Energy endurance. Yeah, that’s the trick. Except, even when I am exercising regularly (something I have not been able to do for quite a few months), I still get the random energy lottery on a daily basis. In fact, even though I am a fat woman, I LOVE water therapy exercises. I actually lose track of time when I’m doing them, especially with an iPod (or whatever) that I can use in the water. When I was doing it regularly in the Twin Cities, I often had to be chased out of the pool when it closed, because I had gotten lost in time doing my cardio exercise.
I haven’t been able to do the exercises, because the logistics didn’t work. The closest therapy pool is in Amery, WI. This is approximately 40 minutes away by car. And, due to it’s location, it can only be used for 1 hour at a time (I tried to reserve 2 hour blocks but I was denied). With only one hour’s worth of exercise and a 40 minute drive, the pain relief was completely wasted by the stiffness caused by the drive. Add to that the need to conserve gas, the logistics don’t work.

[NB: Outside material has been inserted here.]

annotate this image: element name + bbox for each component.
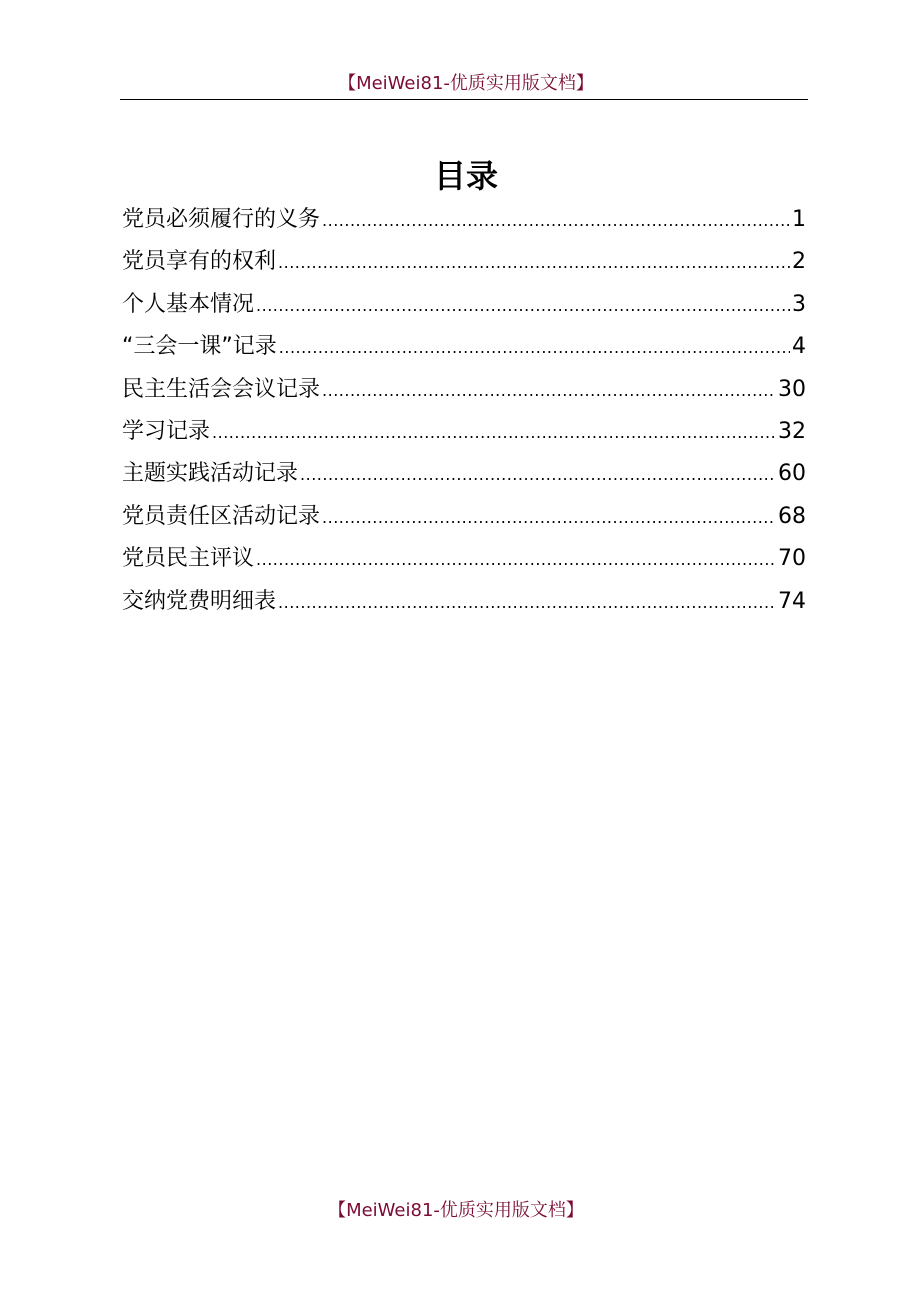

I have, recently, been looking into alternatives that will use less gas and will allow me to have the longer exercise time. Why? I want to feel better. I know it can be done. I have done it. I know exactly what it takes to be able to feel better.
But it doesn’t actually give me more energy endurance. Why? Because the chronic pain is not the only thing that sucks my energy away. The depression and anxiety that has been a constant companion for me for the last few years also sucks my physical energy. In fact, I had a recent epiphany about the depression and anxiety and how it affects me. Looking at the results to my neuropsych tests, and knowing my main issue is memory I have actually been able to understand when these things actually started, and it is NOT the moment I left my ex. It is only that it took the summer of 2014 for me to actually admit to myself that I was having trouble. I remember memory issues starting to show themselves somewhere around 2010-2012. That may sound odd, but the reality is that it is my short term memory (which includes short-term recall) is what is shot to hell. My long-term memory is fine.
So, go ahead. Judge me for my invisible disability. I will still be striving to have the best life I possibly can.